Re: BUG #6668: hashjoin cost problem

From: Postgres User <postgresuser(at)yahoo(dot)com>
To: Tom Lane <tgl(at)sss(dot)pgh(dot)pa(dot)us>
Cc: "pgsql-bugs(at)postgresql(dot)org" <pgsql-bugs(at)postgresql(dot)org>
Subject: Re: BUG #6668: hashjoin cost problem
Date: 2012-05-31 05:57:17
Message-ID: 1338443837.61025.YahooMailNeo@web121105.mail.ne1.yahoo.com
Views: Raw Message | Whole Thread | Download mbox | Resend email
Thread:
Lists: pgsql-bugs

Why is cost_hashjoin estimating 50 billion tuple comparisons for 10K rows of output though?
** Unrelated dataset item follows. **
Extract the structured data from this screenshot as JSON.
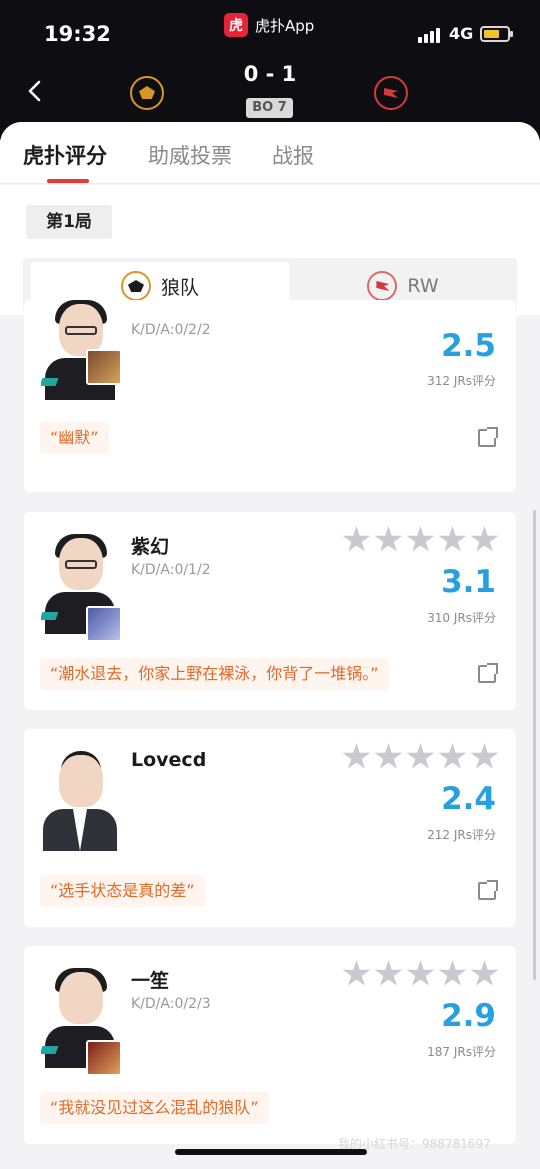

________________________________
From: Tom Lane <tgl(at)sss(dot)pgh(dot)pa(dot)us>
To: postgresuser(at)yahoo(dot)com
Cc: pgsql-bugs(at)postgresql(dot)org
Sent: Wednesday, May 30, 2012 10:03 PM
Subject: Re: [BUGS] BUG #6668: hashjoin cost problem

postgresuser(at)yahoo(dot)com writes:
> create table small(i) as select (g/1000) * 1000 from
> generate_series(1,10000) g;
> create table large(i) as select generate_series(1,100000000);

> It doesn't matter how big the big table is... for this distribution large
> table is hashed.

I don't think that's wrong.  If it hashes the small table, there cannot
be less than 1000 entries on each populated hash chain; adding more
work_mem doesn't help.  The planner is designed to avoid hashing such
unfriendly distributions as that.  The fact that you can get a somewhat
smaller runtime by forcing hashing in the other direction suggests that
its cost factors are not quite right for your specific case --- but it's
a long way from that observation to deciding that we should change the
cost factors for everyone.  In any case, the sizes of the tables are not
the only determinant of which one should be hashed.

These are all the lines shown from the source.